Ernst Eckstein ist ein hervorragender Stilist; das Stilgepräge des Romans ist durchweg correct und vornehm. Mit großer Anschaulichkeit sind die Volksbilder ausgeführt, während die Beleuchtung, in welche das fashionable Bad Bajae gerückt wird, sehr stimmungsvoll ist; die Schilderungen aus Rom sind durchaus lebendig, nur hier und dort von zu großer topographischer Genauigkeit; auch die Marienbilder müssen als wohlgelungen bezeichnet werden; ebenso diejenigen aus dem häuslichen Leben, obschon man hier und dort allzulebhaft an die Capitel des Gallus erinnert wird. Glanzpunkte des Romans sind die Scenen im Isis-Tempel, mit denen dem „ägyptischen Geschmack“ ein kleines Zugeständniß gemacht wird, und diejenigen im Circus, die freilich zum Theil in’s wild Grausame übergehen. Sie werden, verehrte Freundin, dem Darstellungstalent des Dichters warme Anerkennung schenken.

Wenn Sie sich aber aus dem römischen Alterthum der Gegenwart zuwenden wollen, so werden Sie, durch den Namen des Autors angelockt, gewiß zuerst Friedrich Spielhagen’s „Angela“ zur Hand nehmen. Sie lieben ganz wie ich diesen geistreichen Autor, der soviel Feuer in seinen Schilderungen, soviel Feinheit in seinen psychologischen Entwicklungen besitzt und, wo er ein größeres Zeitgemälde entwirft, wie in „Sturmfluth“, einen von bedeutenden Gedanken getragenen architektonischen Aufbau abzuführen versteht. Gleichwohl wird Sie „Angela“ kaum so befriedigen, wie viele früheren Romane des Autors: in dieser Erzählung ist ein erhitzter Pulsschlag, eine fast durchgängige Exaltation der Schilderung. Auch der Stil wird davon beeinflußt; denn ihm fehlt oft die epische Ruhe; die häufigen Ineinanderschachtelungen und Einklammerungen beweisen, daß er zersetzt ist durch die Aufgeregtheit der Darstellung. Einige der Charaktere haben einen grotesken Zug, so die Lady Bellycastle mit ihrem riesigen Fächer und Lexma, dieser Schatten von einem Menschen; beide haben die Erinnerung an eine dunkle, verbrecherische Lebensepoche gemein und sterben in dem Roman rasch nach einander.
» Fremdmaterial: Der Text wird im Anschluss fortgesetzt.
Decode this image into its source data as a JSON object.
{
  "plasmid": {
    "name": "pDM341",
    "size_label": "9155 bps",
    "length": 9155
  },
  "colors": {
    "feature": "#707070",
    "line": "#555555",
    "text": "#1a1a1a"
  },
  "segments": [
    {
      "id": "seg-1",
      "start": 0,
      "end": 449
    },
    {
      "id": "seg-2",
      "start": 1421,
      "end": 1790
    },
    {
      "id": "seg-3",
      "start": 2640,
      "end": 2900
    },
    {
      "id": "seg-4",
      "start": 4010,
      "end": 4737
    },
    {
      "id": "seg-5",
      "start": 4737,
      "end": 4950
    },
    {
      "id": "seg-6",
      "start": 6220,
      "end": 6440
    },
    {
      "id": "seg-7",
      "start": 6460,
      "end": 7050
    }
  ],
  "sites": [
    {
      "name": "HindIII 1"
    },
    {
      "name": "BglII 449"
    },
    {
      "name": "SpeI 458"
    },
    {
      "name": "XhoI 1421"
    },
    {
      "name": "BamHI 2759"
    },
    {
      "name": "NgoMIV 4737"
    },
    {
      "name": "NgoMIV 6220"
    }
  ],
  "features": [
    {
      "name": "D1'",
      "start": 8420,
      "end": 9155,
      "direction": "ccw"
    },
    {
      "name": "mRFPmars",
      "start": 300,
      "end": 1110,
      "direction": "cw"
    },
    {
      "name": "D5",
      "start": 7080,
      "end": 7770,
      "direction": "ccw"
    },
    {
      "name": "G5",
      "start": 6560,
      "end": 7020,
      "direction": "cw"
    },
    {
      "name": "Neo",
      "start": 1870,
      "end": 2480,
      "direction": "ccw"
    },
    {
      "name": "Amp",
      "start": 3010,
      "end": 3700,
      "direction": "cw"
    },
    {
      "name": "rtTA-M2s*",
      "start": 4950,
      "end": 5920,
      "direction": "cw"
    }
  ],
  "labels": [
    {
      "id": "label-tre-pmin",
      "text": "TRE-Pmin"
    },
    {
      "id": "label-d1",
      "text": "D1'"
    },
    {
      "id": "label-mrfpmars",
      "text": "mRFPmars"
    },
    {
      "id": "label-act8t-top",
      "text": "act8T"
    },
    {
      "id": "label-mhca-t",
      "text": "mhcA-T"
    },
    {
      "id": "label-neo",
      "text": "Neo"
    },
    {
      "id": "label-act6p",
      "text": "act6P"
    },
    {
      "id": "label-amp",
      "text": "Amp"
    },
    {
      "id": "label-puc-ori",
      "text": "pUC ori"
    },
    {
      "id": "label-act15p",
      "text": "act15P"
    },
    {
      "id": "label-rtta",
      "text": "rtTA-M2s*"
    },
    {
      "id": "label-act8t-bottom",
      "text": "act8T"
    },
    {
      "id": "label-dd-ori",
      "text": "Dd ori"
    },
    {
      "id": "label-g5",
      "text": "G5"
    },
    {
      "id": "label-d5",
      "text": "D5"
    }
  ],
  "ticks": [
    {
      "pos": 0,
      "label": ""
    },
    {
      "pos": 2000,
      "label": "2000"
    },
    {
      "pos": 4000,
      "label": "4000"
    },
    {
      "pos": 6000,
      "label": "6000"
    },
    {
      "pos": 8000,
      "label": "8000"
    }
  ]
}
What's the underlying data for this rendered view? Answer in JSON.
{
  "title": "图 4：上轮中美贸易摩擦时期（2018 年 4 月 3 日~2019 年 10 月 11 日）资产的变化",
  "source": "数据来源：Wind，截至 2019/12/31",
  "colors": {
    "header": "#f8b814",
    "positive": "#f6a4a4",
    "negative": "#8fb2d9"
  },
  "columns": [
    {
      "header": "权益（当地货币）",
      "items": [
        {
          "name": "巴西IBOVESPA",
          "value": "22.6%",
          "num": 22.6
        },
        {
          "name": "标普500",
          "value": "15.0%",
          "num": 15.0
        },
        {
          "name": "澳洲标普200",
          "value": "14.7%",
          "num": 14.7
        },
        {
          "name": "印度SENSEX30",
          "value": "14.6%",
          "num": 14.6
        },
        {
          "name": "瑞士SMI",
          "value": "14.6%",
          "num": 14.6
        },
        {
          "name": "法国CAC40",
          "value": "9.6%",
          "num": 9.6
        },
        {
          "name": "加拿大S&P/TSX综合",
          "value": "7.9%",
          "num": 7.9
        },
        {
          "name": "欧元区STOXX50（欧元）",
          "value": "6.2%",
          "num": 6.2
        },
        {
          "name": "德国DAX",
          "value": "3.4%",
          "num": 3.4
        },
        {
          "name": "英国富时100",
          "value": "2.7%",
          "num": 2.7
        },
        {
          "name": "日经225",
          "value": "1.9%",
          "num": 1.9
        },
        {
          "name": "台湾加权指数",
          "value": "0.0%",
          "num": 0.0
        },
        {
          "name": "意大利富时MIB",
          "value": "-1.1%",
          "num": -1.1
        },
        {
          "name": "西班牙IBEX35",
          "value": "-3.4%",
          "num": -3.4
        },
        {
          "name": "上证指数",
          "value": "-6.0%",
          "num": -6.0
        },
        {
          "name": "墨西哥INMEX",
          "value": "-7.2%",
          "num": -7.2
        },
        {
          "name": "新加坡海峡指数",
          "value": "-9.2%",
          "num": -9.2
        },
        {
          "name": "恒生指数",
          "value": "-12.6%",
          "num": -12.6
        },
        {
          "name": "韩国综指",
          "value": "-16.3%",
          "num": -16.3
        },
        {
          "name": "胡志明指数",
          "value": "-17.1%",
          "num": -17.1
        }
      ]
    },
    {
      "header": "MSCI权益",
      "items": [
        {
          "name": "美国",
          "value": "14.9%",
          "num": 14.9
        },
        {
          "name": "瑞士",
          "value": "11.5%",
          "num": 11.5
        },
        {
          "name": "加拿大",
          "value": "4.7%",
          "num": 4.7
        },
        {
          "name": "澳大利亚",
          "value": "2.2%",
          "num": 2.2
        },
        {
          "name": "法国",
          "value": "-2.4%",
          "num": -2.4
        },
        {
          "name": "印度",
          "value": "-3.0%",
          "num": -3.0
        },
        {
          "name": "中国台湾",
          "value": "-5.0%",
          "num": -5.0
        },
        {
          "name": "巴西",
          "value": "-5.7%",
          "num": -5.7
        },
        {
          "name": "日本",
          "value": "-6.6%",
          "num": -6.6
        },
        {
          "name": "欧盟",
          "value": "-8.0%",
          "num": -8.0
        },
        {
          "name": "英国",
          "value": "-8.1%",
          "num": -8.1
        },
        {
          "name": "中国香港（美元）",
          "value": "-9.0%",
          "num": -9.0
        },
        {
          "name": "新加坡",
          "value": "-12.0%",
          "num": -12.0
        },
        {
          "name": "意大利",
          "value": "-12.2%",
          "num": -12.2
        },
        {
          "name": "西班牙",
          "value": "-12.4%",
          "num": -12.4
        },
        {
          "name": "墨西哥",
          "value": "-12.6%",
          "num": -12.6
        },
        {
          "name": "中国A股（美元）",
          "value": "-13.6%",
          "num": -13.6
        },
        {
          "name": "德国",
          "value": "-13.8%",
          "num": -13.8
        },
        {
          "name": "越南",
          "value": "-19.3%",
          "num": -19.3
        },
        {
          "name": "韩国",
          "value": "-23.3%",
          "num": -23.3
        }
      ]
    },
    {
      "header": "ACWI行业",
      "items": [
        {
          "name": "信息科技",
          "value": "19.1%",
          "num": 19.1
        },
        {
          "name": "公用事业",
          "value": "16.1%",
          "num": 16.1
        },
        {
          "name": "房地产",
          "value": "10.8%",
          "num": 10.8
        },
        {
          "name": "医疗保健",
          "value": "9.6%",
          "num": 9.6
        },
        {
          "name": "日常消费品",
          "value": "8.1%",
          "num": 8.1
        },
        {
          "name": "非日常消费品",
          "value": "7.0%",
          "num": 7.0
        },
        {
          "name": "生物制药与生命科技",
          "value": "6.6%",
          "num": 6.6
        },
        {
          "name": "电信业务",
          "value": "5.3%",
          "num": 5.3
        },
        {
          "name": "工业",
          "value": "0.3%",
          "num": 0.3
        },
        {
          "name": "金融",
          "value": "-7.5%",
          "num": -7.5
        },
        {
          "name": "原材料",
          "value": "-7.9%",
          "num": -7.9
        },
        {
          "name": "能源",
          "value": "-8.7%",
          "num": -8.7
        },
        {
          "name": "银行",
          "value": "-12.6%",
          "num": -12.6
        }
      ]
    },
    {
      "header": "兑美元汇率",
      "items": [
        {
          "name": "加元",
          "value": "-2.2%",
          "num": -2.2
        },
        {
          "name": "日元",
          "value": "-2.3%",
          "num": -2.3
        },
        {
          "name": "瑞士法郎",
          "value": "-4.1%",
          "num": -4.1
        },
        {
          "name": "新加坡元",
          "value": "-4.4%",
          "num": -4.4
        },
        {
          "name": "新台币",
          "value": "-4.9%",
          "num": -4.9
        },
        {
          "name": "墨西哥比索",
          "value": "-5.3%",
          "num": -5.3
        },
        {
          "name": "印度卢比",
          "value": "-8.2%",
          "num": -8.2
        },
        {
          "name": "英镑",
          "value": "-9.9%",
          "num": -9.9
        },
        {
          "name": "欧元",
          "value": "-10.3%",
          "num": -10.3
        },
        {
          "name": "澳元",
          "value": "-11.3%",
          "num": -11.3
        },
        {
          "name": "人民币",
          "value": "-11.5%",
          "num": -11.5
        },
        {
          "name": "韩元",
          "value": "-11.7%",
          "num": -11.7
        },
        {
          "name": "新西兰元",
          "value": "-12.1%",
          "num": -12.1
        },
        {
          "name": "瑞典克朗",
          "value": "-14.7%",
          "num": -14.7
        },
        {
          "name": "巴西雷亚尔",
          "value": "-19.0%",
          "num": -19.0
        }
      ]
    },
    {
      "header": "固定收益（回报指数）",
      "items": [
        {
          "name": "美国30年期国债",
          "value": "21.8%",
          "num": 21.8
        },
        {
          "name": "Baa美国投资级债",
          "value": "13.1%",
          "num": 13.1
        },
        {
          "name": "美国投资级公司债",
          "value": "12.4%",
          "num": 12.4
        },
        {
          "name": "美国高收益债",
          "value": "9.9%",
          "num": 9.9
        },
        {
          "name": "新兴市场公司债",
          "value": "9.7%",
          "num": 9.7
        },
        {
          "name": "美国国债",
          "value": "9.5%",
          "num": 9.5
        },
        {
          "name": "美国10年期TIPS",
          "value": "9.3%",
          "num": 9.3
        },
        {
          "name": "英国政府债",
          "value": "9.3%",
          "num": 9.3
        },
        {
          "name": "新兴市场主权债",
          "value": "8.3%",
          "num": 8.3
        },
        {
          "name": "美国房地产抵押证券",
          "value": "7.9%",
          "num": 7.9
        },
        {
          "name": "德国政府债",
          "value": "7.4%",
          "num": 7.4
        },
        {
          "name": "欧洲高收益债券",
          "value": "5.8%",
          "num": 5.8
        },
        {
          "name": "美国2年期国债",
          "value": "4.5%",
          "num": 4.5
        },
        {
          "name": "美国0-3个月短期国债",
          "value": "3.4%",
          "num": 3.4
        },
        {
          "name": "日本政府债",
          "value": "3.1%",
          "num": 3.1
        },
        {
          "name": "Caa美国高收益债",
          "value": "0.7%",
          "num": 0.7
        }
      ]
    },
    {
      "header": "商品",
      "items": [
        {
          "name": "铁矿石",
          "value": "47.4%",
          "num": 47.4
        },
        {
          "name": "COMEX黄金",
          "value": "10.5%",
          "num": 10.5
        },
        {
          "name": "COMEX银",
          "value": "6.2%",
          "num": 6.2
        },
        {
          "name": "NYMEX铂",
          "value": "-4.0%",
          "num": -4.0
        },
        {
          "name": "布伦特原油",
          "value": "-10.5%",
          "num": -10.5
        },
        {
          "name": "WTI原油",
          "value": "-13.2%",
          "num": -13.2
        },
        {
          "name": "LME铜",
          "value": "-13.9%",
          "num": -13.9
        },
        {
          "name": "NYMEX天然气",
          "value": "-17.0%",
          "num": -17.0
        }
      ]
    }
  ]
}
Und Angela selbst, werden Sie fragen, verehrte Freundin? Was ist’s mit dieser Heldin? Nun, sie ist eine Gouvernante zu Pferd, eine junge Dame, welche als Gesellschafterin in Irland etwas von high-life profitirt und in der Reitkunst besonders gründliche Studien gemacht hat. Ihr Herz gehört einem verheiratheten Maler Namens Arnold, mit dem sie früher ein Liebesverhältniß hatte. Sie treffen sich wieder am Ufer des Genfersees, und die alte Leidenschaft flammt wieder empor: Angela entschließt sich, den Sohn der Lady Bellycastle zu heirathen, der weit hergekommen ist, um sie wiederzufinden, nachdem sie aus Irland spurlos verschwunden war, um seiner Bewerbung zu entgehen; die Mutter aber haßt Angela und will den Sohn enterben, dessen wirklicher Vater jener schattenhafte Brasilianer ist.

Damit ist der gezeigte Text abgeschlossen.